Jamais l'intelligence artificielle ne pourra émettre, communiquer ou accueillir quelque chose de conscience à conscience, d'un esprit à un autre, ainsi que la poétesse Anne de Noailles (1930) le décrit "Je t'avais regardé. Le regard est un contact plus net et plus dur que le minéral. C'est un choc qui ébranle deux esprits".

La collaboration entre l'esprit et l'intelligence artificielle

(ou: l'intelligence artificielle résout mais ne pose pas de problèmes)

L'homme et la société ont à résoudre des problèmes, mais aussi à poser des problèmes. On peut se demander qui pose et qui résout les problèmes dans une collaboration entre l'esprit et l'intelligence artificielle. L'esprit pose et résout des problèmes. Son aptitude à poser des problèmes est remarquable. On pourrait dire que d'une certaine manière la nature a donné à l'esprit humain un problème fondamental à résoudre, celui de la tension philosophique qu'éprouve l'homme et que son esprit cherche à résoudre par des voies philosophiques. En science, et pas seulement en philosophie, un problème peut souvent se poser à partir d'une pensée assez vaguement formulée et réclamant encore toute une activité créatrice pour se préciser. Tout système de raisonnement mécanique, comme l'intelligence artificielle, au contraire, exige une excellente formalisation préalable du problème à résoudre. En revanche, l'esprit humain, même lorsqu'il utilise comme support un modèle bien précis, continue d'avoir un "horizon intérieur" par lequel il continue à analyser la nature du problème qu'il se pose, et pas seulement les moyens de le résoudre. C'est pourquoi, l'intelligence artificielle ne sera pas un système qui pose des problèmes nouveaux capables d'ouvrir des domaines inédits de connaissance mais sera principalement, comme l'ont dit Patrick Winston et Karen Pandergast (1984), "rien qu'une partie de plusieurs composantes de résolution, effectuant par exemple le calcul numérique, la reconnaissance des formes et le calcul des signaux". Ainsi, l'intelligence artificielle a, en premier lieu, à résoudre des problèmes bien formulés.

Une particularité du processus de résolution consiste en ce que le sujet naturel ou artificiel résolvant le problème doit adapter son mode intérieur de représentation à celui du problème. Newell et Simon (1972) ont étudié dans quelle mesure le domaine dans lequel des problèmes se posent détermine des traits indépendants du sujet. En ce sens, l'intelligence naturelle et l'artificielle se trouvent à égalité. L'homme cherche aussi à se soumettre aux traits objectifs imposés par le domaine ou le milieu dans la formulation d'un problème.
Kant distingue entre l'intellect et la raison. La raison trace les règles de conduite de l'intellect. L'intelligence artificielle possède bien l'intellect mais elle est dépourvue de raison, c'est à dire qu'elle n'est pas capable de tracer ses propres lignes de conduite.

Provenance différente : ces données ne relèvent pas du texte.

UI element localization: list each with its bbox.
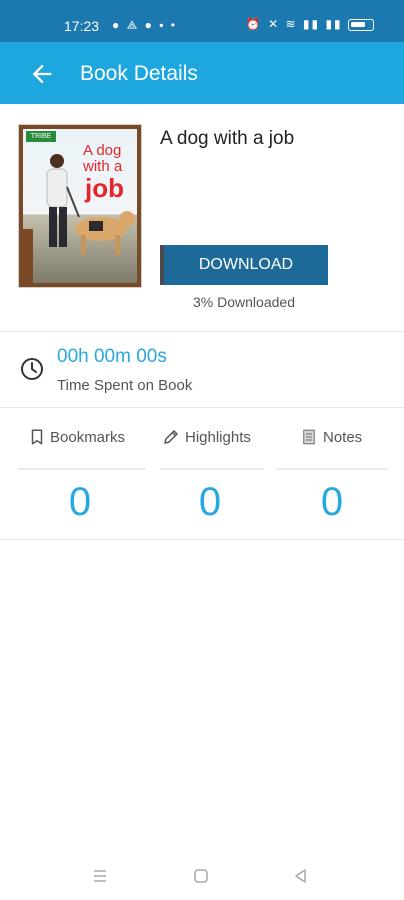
time-spent-label: Time Spent on Book — [57, 377, 193, 394]
notes-count: 0 — [320, 480, 344, 524]
book-section: TRIBE A dog with a job A dog with a job … — [0, 104, 404, 332]
cover-art: TRIBE A dog with a job — [23, 129, 137, 285]
download-status: 3% Downloaded — [193, 294, 295, 310]
menu-icon[interactable] — [88, 864, 112, 888]
highlights-label: Highlights — [185, 429, 251, 446]
highlights-tab[interactable]: Highlights — [160, 418, 264, 470]
battery-icon — [348, 18, 374, 31]
back-triangle-icon[interactable] — [289, 864, 313, 888]
time-spent-value: 00h 00m 00s — [57, 346, 167, 367]
system-icons: ⏰ ✕ ≋ ▮▮ ▮▮ — [245, 17, 343, 31]
book-title: A dog with a job — [160, 128, 295, 149]
system-status-icons: ⏰ ✕ ≋ ▮▮ ▮▮ — [246, 17, 374, 31]
time-spent-section: 00h 00m 00s Time Spent on Book — [0, 332, 404, 408]
bookmark-icon — [31, 429, 43, 445]
arrow-left-icon — [32, 64, 52, 84]
cover-title-line-2: with a — [83, 158, 123, 175]
book-cover-image[interactable]: TRIBE A dog with a job — [18, 124, 142, 288]
system-nav-bar — [0, 850, 404, 900]
notes-tab[interactable]: Notes — [276, 418, 388, 470]
notepad-icon — [303, 429, 315, 445]
bookmarks-count: 0 — [68, 480, 92, 524]
bookmarks-label: Bookmarks — [50, 429, 126, 446]
status-bar: 17:23 ● ⟁ ● ▪ • ⏰ ✕ ≋ ▮▮ ▮▮ — [0, 0, 404, 42]
notes-label: Notes — [323, 429, 363, 446]
home-square-icon[interactable] — [189, 864, 213, 888]
highlights-count: 0 — [198, 480, 222, 524]
status-time: 17:23 — [64, 18, 100, 34]
clock-icon — [21, 358, 43, 380]
bookmarks-tab[interactable]: Bookmarks — [18, 418, 146, 470]
notification-icons: ● ⟁ ● ▪ • — [112, 18, 177, 32]
download-button[interactable]: DOWNLOAD — [160, 245, 328, 285]
cover-illustration — [23, 154, 135, 285]
back-button[interactable] — [28, 60, 56, 88]
app-bar: Book Details — [0, 42, 404, 104]
stats-section: Bookmarks Highlights Notes 0 0 0 — [0, 408, 404, 540]
cover-badge: TRIBE — [26, 131, 56, 142]
pencil-icon — [164, 430, 178, 444]
page-title: Book Details — [80, 62, 198, 85]
cover-title-line-3: job — [85, 173, 124, 203]
cover-title-line-1: A dog — [83, 142, 122, 159]
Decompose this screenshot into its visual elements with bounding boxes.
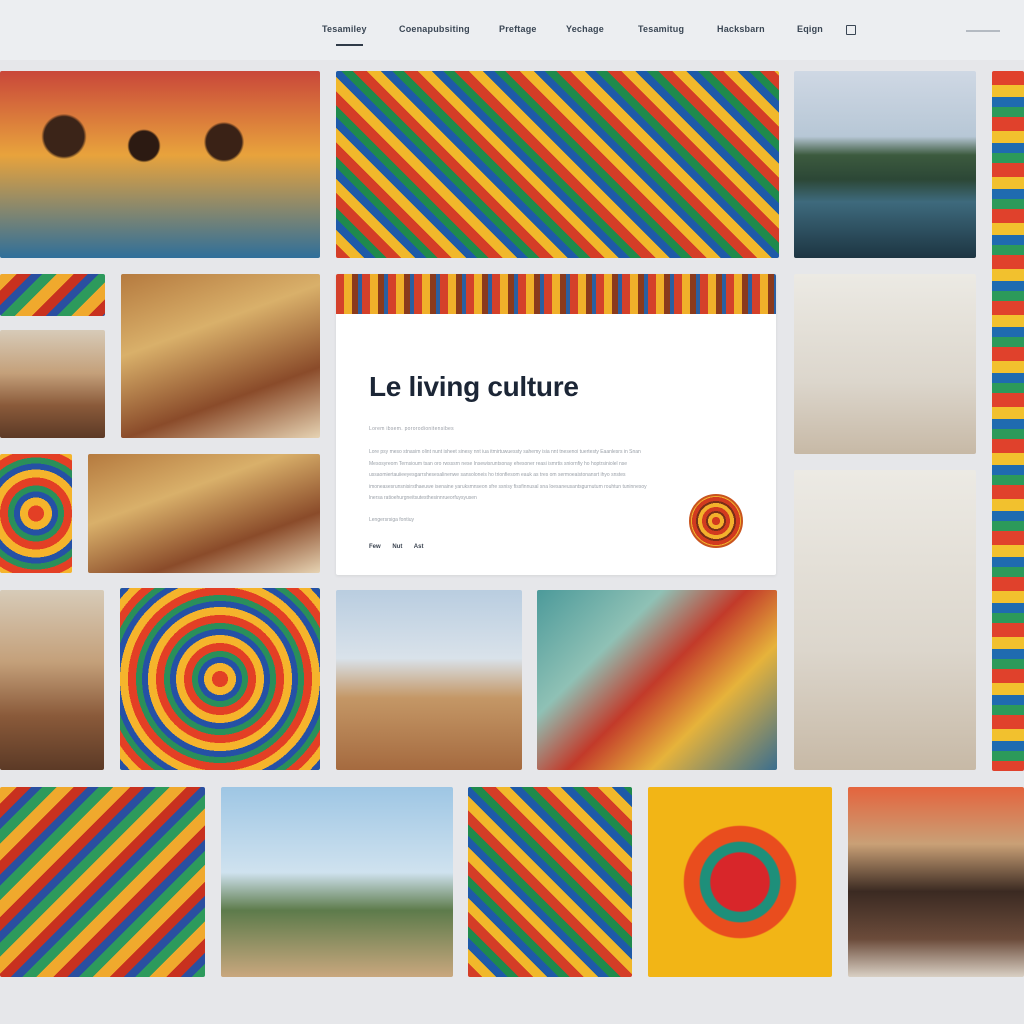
feature-body: Lore psy meso stnasim olint nunt isheet … — [369, 449, 647, 501]
photo-smiling-man[interactable] — [0, 590, 104, 770]
photo-musician[interactable] — [88, 454, 320, 573]
photo-sun-emblem[interactable] — [648, 787, 832, 977]
search-bar[interactable] — [966, 30, 1000, 32]
feature-card: Le living culture Lorem ibsem. pororodio… — [336, 274, 776, 575]
photo-mural[interactable] — [537, 590, 777, 770]
nav-item-1[interactable]: Tesamiley — [322, 24, 367, 46]
nav-item-3[interactable]: Preftage — [499, 24, 537, 34]
feature-actions: Few Nut Ast — [369, 544, 433, 550]
action-link-1[interactable]: Few — [369, 544, 381, 550]
photo-patterned-strip[interactable] — [992, 71, 1024, 771]
nav-item-6[interactable]: Hacksbarn — [717, 24, 765, 34]
nav-item-5[interactable]: Tesamitug — [638, 24, 684, 34]
photo-market-scene[interactable] — [0, 787, 205, 977]
medallion-emblem — [689, 494, 743, 548]
top-nav: Tesamiley Coenapubsiting Preftage Yechag… — [0, 0, 1024, 60]
photo-family-painting[interactable] — [468, 787, 632, 977]
photo-masked-figures[interactable] — [121, 274, 320, 438]
action-link-3[interactable]: Ast — [414, 544, 424, 550]
photo-dancers[interactable] — [336, 590, 522, 770]
nav-item-7[interactable]: Eqign — [797, 24, 823, 34]
feature-foot: Lengersrsiga fontiuy — [369, 517, 415, 523]
account-icon[interactable] — [846, 25, 856, 35]
nav-item-2[interactable]: Coenapubsiting — [399, 24, 470, 34]
photo-dancing-couple[interactable] — [794, 470, 976, 770]
feature-title: Le living culture — [369, 371, 579, 402]
feature-meta: Lorem ibsem. pororodionitensibes — [369, 426, 454, 432]
photo-painted-courtyard[interactable] — [336, 71, 779, 258]
photo-mandala-painting[interactable] — [120, 588, 320, 770]
photo-crowd[interactable] — [848, 787, 1024, 977]
photo-hillside[interactable] — [0, 330, 105, 438]
card-pattern-banner — [336, 274, 776, 314]
photo-group-portrait[interactable] — [0, 71, 320, 258]
photo-lake[interactable] — [794, 71, 976, 258]
photo-textile[interactable] — [0, 454, 72, 573]
action-link-2[interactable]: Nut — [392, 544, 402, 550]
photo-pattern-band[interactable] — [0, 274, 105, 316]
photo-woman-portrait[interactable] — [221, 787, 453, 977]
photo-celebration[interactable] — [794, 274, 976, 454]
nav-item-4[interactable]: Yechage — [566, 24, 604, 34]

Disposant aujourd'hui de deux types de sujets, le sujet informatique et le sujet humain, lesquels ne peuvent fonctionner qu'en étroite collaboration, il faut tenir compte aussi de cette interaction. Du reste, cette collaboration est importante également pour ce qui s'appelle la théorie de la représentation des connaissances, théorie propre à l'intelligence artificielle, mais élaborée par l'esprit humain. Nous voici donc revenus à l'esprit humain et aux esprits humains de la société qui ont créé la science, la technologie, la culture, les arts. L'esprit humain fonctionne de manière à chercher la vérité, de manière à créer. C'est encore lui, l'esprit humain, qui décide des actions à accomplir en société, qui tend vers une vie spirituelle et cherche la sagesse pour l'inscrire dans l'existence. Ce sont autant d'aspects dont nous ne pensons pas qu'ils puissent être expliqués par les théories structurales, informatiques ou biologiques. Seules peuvent le faire les théories du type structural-phénoménologique.